The Independent profiles Kate Miltner, a 29-year-old digital-strategist-turned-graduate-student at the London School of Economics. She's working on a masters degree studying internet memes, using focus groups to figure out why lolcats are so obnoxiously compelling.

The 29-year-old has just handed in her dissertation to complete the requirements for her MSc from the university's Department of Media and Communications. The focus of her study? Internet memes, ie, often trite, viral images and films. More specifically, her favourite furry ones. Provided she makes it past the examiners, Miltner will soon be qualified to say "I can has master's degree", having completed a qualitative audience study of lolcat users.

The article frames her story as a struggle by poor meme aficionados for legitimacy, and Miltner is happy to play along. "People think 'silly cat picture,'" Miltner told the paper. Wah, everyone thinks memes are cultural trash.

But the idea that no one takes memes seriously is seriously outdated, if it was ever true. Memes make tons of money, and money is taken very seriously. The most well-worn example of this is the Cheezburger empire, which was built on aggregating lolcats and pictures of "Fail"; it spawned a bunch of popular books and raised $30 million in start-up funding in January. More recently, 4chan founder Christopher Poole raised more than $3 million for his new start-up, Canvas, an imageboard which lets people create and share dumb memes more easily than ever.

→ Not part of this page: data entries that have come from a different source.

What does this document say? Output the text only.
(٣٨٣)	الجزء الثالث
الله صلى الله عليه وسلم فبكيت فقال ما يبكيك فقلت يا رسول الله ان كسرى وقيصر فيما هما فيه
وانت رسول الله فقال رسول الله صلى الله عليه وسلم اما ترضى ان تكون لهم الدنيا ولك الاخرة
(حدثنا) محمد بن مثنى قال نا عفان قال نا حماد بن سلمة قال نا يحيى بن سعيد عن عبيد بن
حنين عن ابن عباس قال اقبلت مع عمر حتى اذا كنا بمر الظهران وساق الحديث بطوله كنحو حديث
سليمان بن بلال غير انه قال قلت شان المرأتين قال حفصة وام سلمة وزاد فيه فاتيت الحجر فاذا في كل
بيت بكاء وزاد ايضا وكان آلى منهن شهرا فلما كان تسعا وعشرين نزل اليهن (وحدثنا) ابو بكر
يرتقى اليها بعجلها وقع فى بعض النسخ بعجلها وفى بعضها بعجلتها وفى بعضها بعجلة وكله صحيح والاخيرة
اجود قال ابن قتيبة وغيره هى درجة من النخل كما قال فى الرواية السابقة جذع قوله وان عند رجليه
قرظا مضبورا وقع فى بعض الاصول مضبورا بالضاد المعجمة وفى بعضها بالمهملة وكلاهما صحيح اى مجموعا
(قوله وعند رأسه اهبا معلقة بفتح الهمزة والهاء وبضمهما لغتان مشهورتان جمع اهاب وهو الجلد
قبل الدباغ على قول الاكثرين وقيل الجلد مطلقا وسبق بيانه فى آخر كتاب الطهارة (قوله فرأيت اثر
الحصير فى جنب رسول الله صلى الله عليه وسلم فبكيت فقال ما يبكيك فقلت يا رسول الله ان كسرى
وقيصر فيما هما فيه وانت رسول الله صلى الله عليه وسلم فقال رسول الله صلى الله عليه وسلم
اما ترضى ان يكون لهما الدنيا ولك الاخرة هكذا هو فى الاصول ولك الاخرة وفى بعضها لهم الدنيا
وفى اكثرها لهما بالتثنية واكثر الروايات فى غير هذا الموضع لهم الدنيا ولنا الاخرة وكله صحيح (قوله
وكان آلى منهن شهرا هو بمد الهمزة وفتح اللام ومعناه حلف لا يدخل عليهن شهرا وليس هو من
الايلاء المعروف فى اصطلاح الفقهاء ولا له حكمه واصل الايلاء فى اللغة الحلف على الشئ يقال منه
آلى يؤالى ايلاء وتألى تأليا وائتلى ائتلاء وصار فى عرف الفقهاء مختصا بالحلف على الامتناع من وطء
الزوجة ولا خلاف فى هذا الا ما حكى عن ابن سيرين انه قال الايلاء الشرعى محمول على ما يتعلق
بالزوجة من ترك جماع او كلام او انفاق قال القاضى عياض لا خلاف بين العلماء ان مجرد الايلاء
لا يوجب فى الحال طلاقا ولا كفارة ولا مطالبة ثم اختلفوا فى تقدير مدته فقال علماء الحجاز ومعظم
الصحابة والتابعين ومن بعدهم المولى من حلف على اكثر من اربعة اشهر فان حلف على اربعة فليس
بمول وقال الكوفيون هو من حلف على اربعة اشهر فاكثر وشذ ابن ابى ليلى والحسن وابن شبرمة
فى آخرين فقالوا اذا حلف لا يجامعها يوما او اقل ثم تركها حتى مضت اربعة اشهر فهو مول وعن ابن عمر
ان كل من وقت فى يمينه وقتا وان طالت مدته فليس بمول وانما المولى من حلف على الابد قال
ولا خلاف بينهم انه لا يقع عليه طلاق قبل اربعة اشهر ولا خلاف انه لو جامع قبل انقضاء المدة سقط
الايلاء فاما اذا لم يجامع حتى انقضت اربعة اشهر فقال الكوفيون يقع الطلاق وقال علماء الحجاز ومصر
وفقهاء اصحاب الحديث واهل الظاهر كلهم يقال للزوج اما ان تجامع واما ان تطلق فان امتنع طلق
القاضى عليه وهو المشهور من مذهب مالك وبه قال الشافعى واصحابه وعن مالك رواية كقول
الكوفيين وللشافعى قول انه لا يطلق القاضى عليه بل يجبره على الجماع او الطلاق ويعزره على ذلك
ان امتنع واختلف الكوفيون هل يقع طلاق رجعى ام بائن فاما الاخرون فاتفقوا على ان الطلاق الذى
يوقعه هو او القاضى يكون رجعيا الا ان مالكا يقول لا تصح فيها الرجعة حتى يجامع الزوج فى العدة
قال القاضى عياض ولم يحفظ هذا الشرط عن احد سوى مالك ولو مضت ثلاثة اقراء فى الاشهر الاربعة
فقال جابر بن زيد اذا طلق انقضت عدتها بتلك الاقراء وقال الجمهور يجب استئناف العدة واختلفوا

Nowhere is the capitalization of internet memes more apparent than in advertising, which, if you think about it, is the business of making memes. Kate Miltner, the meme masters student, works in advertising and boasts about her the ability to "translate brands' needs into results-focused digital strategies" on her resume. ROFLCON, the world's foremost (and only?) conference on internet memes was started by an ad guy, Tim Hwang, and helpfully assembles the most notable internet meme experts in one place for the industry insiders who swarm it each year, looking for tips to make their campaigns go viral. This year an offshoot of ROFLCON in Portland, Oregon is co-sponsored by the agency Weiden and Kennedy, which created a stunningly successful meme for one of its clients: The Old Spice Guy, for whom millions of Twitter and Facebook users happily transformed their accounts into free advertising firehoses during a few weeks last year.

Meme culture is serious business these days. Anyone who tries to convince you otherwise wants to sell you something.